Traveling is expensive, and traveling for an experience that’s shorter than some movie trailers might sound crazy to most. But those who undertake the journey tend to rave about the experience. According to Curtis Sitz, who traveled from Texas to South Carolina to see a total solar eclipse for the first time in his life, seeing the partial eclipse don’t hold a candle to being in the totality.
“The partial eclipse is like smelling the cake without eating it,” Sitz said. “Seeing the sun’s corona appear was staggering. Seeing Venus and Jupiter appear in the darkened sky (not black, but deep blue) at 2:30 in the afternoon is unforgettable. You can get all the eclipse photos and animations you need from the internet. Why go to Paris if you can download a Rick Steves video? I think you know why.”
When asked if he plans on catching the next total solar eclipse, Sitz said he was definitely considering it. “If I would have known what I was missing, I would have made an effort to see others.”
So now that we’ve established that a solar eclipse is required viewing, where can you catch the next one? And what can you do to occupy the eclipse-less moments that will inevitably make up the majority of the vacation? Fear not, eclipse fiends. Inverse has got you covered. Below, find the date of the eclipse and the best spot to stay in order to maximize your viewing experience.

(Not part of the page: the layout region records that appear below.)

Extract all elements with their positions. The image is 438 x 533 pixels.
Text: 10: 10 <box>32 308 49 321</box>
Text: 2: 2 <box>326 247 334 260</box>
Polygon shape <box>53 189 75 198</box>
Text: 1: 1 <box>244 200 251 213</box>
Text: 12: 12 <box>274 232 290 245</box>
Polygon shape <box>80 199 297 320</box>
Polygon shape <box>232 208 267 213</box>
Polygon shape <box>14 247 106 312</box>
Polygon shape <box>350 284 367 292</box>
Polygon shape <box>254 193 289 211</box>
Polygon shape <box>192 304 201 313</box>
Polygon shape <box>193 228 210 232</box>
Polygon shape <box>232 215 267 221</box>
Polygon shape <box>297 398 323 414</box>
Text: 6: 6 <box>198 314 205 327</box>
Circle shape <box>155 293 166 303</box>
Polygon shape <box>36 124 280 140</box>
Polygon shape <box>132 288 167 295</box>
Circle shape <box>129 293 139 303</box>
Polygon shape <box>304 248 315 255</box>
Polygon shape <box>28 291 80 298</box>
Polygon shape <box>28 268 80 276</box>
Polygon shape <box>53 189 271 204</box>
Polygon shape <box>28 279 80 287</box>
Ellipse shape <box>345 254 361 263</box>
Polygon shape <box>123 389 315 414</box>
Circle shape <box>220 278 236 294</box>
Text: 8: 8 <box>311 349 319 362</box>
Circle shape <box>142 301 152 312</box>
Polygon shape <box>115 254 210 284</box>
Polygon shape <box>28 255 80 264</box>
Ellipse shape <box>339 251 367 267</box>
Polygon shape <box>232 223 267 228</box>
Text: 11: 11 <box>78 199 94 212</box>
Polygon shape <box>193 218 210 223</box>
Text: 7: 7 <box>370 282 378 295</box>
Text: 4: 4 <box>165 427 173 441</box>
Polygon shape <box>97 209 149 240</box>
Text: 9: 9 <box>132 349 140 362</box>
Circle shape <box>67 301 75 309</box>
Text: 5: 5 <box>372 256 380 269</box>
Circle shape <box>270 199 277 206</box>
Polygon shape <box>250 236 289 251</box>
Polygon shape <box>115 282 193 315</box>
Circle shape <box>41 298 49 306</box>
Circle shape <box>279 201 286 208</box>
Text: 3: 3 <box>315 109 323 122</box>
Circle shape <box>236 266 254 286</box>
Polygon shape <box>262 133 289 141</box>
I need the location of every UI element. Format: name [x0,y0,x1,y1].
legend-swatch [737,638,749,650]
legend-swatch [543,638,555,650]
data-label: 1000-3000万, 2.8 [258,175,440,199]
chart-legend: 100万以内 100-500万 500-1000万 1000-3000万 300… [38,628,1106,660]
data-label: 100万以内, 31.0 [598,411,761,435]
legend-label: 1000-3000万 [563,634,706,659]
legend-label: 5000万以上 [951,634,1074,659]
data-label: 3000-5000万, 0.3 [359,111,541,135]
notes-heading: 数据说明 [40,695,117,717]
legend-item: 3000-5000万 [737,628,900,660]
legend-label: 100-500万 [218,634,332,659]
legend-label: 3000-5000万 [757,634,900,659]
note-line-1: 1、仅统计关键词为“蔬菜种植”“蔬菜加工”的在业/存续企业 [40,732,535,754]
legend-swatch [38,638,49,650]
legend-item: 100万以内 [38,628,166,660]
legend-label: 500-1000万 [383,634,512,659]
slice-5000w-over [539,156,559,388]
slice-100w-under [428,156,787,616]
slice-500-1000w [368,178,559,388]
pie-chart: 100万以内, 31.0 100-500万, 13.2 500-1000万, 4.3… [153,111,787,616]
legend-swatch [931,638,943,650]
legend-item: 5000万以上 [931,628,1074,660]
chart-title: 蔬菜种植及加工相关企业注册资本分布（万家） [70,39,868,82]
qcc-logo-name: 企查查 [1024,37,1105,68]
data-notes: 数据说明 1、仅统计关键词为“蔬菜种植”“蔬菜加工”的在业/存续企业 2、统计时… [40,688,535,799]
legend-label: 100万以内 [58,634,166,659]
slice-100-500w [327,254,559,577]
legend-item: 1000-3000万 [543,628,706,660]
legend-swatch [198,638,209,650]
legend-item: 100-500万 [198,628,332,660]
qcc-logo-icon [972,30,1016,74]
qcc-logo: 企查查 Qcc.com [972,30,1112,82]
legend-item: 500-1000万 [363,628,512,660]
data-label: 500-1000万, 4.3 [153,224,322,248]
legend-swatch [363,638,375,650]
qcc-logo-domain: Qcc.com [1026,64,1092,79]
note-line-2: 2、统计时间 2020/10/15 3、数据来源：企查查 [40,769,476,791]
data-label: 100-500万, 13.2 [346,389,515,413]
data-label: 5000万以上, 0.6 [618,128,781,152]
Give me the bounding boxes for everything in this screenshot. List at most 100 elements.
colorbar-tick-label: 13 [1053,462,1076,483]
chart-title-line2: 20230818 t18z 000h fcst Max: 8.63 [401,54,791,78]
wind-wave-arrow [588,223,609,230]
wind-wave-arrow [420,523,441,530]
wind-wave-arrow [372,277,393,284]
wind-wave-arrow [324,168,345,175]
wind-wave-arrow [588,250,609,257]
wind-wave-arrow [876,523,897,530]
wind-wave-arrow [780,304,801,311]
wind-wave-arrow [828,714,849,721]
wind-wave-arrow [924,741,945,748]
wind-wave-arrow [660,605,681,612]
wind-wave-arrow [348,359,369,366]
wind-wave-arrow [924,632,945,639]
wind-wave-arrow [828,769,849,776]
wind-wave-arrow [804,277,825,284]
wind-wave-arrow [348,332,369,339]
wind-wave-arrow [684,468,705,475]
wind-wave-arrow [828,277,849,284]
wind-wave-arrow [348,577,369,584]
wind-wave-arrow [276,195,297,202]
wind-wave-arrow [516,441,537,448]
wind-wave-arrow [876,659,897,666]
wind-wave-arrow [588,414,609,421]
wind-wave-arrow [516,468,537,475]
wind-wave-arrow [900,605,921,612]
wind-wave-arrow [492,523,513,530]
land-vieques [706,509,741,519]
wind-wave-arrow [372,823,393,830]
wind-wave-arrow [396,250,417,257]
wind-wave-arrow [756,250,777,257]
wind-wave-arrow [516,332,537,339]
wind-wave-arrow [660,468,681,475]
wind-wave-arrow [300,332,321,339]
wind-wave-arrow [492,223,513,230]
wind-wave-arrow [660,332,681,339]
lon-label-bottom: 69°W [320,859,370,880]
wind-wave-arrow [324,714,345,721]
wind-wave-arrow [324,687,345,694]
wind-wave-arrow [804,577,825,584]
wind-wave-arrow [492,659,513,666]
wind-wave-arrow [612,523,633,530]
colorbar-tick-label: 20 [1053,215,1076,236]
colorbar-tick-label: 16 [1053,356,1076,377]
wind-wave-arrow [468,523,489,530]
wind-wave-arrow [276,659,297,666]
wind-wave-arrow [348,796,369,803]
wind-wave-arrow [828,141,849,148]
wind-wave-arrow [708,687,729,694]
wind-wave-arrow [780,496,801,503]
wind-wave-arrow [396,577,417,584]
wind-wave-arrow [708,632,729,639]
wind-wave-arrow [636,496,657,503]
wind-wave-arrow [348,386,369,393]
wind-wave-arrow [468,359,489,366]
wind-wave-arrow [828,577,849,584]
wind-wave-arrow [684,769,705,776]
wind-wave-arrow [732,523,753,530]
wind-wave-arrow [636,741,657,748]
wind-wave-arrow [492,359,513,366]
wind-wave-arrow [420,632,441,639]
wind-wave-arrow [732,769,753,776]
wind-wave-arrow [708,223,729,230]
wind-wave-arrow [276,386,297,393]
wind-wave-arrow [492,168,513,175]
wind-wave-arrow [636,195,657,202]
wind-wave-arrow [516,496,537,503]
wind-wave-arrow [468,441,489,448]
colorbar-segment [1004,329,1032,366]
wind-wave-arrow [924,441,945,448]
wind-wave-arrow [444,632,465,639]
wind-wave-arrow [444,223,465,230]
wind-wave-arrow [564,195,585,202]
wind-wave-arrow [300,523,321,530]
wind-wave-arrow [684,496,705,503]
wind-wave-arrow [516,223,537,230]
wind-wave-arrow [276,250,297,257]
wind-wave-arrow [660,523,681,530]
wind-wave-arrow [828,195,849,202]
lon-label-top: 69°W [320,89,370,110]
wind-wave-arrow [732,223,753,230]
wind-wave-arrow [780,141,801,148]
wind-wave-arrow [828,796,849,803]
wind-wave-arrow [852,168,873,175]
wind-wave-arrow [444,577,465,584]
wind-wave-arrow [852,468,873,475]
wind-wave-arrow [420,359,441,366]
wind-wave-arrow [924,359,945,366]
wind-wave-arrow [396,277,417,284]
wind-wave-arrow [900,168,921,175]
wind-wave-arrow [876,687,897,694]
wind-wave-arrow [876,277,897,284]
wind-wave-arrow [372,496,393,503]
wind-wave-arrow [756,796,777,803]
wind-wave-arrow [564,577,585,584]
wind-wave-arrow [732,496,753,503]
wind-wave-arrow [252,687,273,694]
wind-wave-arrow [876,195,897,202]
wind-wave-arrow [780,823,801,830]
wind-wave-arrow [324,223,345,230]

July 2nd, 2019 / Buenos Aires, Argentina
Buenos Aires is a city with rich cultural heritage, tons of great museums, and in 2019 it’s going to be very proximal to the path of the solar eclipse’s totality. When they’re not watching the solar eclipse, eclipse-chasers can head over to the Museo Nacional de Bellas Artes, a large art museum that doesn’t charge admission, and then take a stroll through the city’s historic Recoleta neighborhood and admire the architecture. And if you’ve got time to spare, try catching Madama Butterfly at the Teatro Colón, Buenos Aires’s largest opera house.
December 14, 2020 / Huerquehue National Park, Chile
If you love traveling to see solar eclipses, there’s a decent chance you also love camping, and Huerquehue National Park is a wonderful place to soak up nature’s majesty while wearing chunky boots (that’s why people like camping, right?). This national park is nestled in the foothills of the Andes, and as such offers beautiful views of snowcapped mountains, plenty of hiking trails, and the opportunity to take a dip in one of the park’s many lagoons. It is also conveniently located within the path of the December 2020 solar eclipse’s totality.
December 4, 2021 / Antarctica
Yeah. You’re not gonna see this eclipse. The path of totality for this solar eclipse cuts across a wide swathe of the largely unpopulated Antarctica. The path of totality for this solar eclipse cuts across a wide swathe of the largely unpopulated Antarctica. Sorry, but come on. It’s not going to happen. Be realistic. Go to [Disney World](https://www.inverse.com/topic/disney) this year instead.
April 8, 2024 / Dallas, Texas, United States
The next total solar eclipse visible from the continental United States will pass directly over Dallas, Texas, which means the city should be a serious contender for any eclipse lover’s spring break vacation spot. And while in town, Dallas is also home to a world-class arboretum and a wealth of opportunities to dig into American history, like the George W. Bush Presidential Library and the Sixth Floor Museum, a museum dedicated to John F. Kennedy that’s housed in the same building that Lee Harvey Oswald shot him from.
It might not be realistic to travel to all of these locales, but if you caught a glimpse of the partial eclipse and liked what you saw, traveling to catch the real deal might just be a dream vacation.